I, I, I, state, state—Noem sure sounded like she wanted credit for the HCQ trial… at least until it was discredited and the docs pulled the plug.

Malsam-Rysdon was saying last month that the state was looking at negative results from WHO study results and ensuring safety protocols remain strong to protect South Dakotans. The emphasis on our private health care corporations’ “leadership” of the HCQ trial only rose last week when the state said it was Sanford, Avera, and Monument Health that “elected not to proceed with the clinical arm of the hydroxychloroquine trial.”

This isn’t the first time Malsam-Rysdon has come out to try digging her boss out from under her own hydroxy-hype. When the trial sputtered last month for lack of interested volunteers, Malsam-Rysdon changed the story on what subjects the trial was supposed to focus on. It is important to remember that Malsam-Rysdonis not a doctor or a scientist. She is in Kristi Noem’s cabinet because she is a politician, charged with spinning policy to preserve her boss’s image. When a project looks good, Malsam-Rysdon’s job is to give her boss the credit. When the same project collapses, Malsam-Rysdon’s job is to put the egg on someone else’s face.

9 Comments

  1. Can we confidently believe any of the virus related numbers coming out of Pierre?

  2. jerry

    Brits come through with a life saving treatment for Covid..Cheap too.

    “A cheap and widely available drug can help save the lives of patients seriously ill with coronavirus.

    The low-dose steroid treatment dexamethasone is a major breakthrough in the fight against the deadly virus, UK experts say.

    The drug is part of the world’s biggest trial testing existing treatments to see if they also work for coronavirus.

    It cut the risk of death by a third for patients on ventilators. For those on oxygen, it cut deaths by a fifth.

    Had the drug had been used to treat patients in the UK from the start of the pandemic, up to 5,000 lives could have been saved, researchers say.

    And it could be of huge benefit in poorer countries with high numbers of Covid-19 patients.” https://www.bbc.com/news/health-53061281

    A “huge benefit in poorer countries with high numbers of Covid19”, that’s us! Why can’t we do that sort of break through stuff? I know, too busy trying to reinvent the wheel so we can charge $500.00 a pill for Wall Street.

  3. Generic HCQ, 60 pills: retail $167

    Dexamethasone, 10 days of treatment for one patient: £5, or $6.30.

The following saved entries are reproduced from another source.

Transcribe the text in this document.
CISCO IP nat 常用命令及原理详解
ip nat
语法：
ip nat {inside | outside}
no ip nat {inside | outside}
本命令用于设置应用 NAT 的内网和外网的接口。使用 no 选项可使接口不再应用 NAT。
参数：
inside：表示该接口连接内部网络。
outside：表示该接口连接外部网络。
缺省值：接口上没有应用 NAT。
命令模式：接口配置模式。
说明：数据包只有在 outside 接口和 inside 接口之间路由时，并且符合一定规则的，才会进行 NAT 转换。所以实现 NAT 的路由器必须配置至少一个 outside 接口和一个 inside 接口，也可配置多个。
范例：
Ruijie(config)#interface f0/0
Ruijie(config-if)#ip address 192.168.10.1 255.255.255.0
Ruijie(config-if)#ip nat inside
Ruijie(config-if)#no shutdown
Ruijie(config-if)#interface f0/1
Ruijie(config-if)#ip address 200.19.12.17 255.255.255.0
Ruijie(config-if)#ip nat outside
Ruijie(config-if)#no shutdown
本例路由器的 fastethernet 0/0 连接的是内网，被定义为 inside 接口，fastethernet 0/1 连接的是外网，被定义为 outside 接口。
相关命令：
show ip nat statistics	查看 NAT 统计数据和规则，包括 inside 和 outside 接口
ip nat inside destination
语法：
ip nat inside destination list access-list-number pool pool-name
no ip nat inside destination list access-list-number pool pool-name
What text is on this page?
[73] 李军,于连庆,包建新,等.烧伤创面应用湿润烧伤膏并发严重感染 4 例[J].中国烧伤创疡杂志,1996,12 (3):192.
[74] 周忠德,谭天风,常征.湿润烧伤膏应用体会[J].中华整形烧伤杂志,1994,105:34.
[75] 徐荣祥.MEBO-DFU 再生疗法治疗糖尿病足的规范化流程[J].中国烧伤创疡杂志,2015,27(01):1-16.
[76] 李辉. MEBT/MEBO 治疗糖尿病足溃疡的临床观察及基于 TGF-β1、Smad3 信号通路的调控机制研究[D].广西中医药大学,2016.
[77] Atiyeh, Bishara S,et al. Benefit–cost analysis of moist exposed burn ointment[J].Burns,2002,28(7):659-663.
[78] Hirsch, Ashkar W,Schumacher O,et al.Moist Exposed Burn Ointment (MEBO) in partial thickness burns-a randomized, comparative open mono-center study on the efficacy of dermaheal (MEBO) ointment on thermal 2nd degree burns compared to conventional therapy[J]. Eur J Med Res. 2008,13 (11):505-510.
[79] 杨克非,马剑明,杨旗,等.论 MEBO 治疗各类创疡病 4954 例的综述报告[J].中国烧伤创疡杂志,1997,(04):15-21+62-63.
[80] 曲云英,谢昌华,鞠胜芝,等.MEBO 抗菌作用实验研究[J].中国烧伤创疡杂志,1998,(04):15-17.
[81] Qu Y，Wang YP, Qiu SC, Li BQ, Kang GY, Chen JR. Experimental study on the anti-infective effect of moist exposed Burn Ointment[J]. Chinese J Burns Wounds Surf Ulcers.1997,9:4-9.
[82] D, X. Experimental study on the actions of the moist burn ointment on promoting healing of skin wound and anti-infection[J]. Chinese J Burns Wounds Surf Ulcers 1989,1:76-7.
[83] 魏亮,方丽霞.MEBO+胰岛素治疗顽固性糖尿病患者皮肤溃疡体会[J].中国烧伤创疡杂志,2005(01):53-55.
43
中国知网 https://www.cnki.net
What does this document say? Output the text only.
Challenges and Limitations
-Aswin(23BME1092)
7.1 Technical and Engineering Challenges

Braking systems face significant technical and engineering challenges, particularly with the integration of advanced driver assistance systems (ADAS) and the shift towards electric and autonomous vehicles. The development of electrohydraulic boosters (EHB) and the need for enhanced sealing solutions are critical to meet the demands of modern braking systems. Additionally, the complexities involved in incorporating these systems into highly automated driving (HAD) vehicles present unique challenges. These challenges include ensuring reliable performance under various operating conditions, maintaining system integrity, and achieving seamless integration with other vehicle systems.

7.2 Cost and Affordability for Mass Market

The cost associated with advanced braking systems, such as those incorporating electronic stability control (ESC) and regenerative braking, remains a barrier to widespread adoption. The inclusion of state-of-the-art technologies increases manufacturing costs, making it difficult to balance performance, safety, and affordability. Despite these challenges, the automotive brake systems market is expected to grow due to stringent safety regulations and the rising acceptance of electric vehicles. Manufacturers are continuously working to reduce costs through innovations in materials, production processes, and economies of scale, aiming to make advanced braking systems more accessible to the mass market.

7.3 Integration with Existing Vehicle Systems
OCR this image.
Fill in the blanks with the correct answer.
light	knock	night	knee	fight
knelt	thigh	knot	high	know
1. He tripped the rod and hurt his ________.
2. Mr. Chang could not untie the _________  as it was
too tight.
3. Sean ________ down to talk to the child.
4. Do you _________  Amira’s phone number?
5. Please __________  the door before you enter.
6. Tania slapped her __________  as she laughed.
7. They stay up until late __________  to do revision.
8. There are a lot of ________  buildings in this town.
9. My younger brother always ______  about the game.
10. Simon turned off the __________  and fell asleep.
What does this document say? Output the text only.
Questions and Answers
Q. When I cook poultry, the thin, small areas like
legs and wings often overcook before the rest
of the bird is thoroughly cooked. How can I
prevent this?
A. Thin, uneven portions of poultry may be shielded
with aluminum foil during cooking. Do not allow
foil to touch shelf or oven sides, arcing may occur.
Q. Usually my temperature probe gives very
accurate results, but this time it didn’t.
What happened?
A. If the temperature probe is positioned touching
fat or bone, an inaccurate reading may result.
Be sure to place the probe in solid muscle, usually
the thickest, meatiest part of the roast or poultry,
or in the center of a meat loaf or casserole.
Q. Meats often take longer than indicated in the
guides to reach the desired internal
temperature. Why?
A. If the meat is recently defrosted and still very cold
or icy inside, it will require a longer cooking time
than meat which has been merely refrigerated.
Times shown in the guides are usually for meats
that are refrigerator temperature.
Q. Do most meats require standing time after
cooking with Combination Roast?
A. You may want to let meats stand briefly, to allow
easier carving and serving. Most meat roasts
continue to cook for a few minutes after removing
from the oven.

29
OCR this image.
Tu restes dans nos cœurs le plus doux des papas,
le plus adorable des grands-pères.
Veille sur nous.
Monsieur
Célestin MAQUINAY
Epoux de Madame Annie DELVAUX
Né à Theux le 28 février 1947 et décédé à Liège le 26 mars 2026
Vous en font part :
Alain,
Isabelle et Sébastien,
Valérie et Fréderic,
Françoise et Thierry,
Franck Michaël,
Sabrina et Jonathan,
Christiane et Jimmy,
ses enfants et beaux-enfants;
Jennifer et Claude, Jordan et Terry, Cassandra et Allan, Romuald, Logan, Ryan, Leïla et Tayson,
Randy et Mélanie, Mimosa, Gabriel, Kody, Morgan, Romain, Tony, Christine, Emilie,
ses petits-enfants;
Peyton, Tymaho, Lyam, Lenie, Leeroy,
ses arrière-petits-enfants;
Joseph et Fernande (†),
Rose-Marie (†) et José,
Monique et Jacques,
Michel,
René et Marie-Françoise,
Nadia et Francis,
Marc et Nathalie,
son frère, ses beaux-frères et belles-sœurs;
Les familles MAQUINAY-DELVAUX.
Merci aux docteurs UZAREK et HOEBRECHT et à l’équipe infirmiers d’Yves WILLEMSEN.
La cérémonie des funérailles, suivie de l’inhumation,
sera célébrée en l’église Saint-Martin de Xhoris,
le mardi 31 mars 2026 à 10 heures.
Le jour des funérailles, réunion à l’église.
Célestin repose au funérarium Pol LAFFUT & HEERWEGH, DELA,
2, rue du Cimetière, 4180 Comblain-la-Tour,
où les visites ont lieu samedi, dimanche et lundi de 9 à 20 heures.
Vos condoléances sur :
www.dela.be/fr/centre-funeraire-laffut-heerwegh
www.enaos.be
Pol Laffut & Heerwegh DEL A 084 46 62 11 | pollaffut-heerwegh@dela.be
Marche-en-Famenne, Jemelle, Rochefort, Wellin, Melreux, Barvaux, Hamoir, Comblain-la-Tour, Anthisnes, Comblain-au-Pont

    Treat eight patients, save one life. I feel like those aren’t great results… but we’re comparing that small effectiveness with options that are doing us zero good in the ICU. Dexamethasone appears to be a step in the right direction: knowing that suppressing the immune system’s deadly overreaction (the cytokine storm) gives doctors a place to look for more footholds against the virus… and maybe gives the body time to let other drugs tackle the coronavirus itself.

  4. Debbo

    Kruel Kristi and her minions are echoing the rest of the GOP in focusing on making their health care ineptitude look better. Democrats are working to actually care for people and save lives.

    What a stark difference in priorities.

  5. Joe K

    Here is a question that needs to be answered. How many of the Covid-19 deaths in SD were a part of the drug trials? Lets see the testing results, and show how much state or federal funding went into this testing.

  6. DaveFN

    Both Gnome and Maslam-Rysdon are as immune to “science, facts, and data” as COVID-29 has proven to be to HCQ. Stanford, Avera, and Monument Health have also lost public confidence by their complicity in this political hogwash of supposed scientifically driven inquiry.

  7. Joe K, you ask a good question. I wonder if we will ever see any results from the trials posted, or if Governor Noem will direct her hospital pals to shred all those papers so we can just memory-hole her failed science project.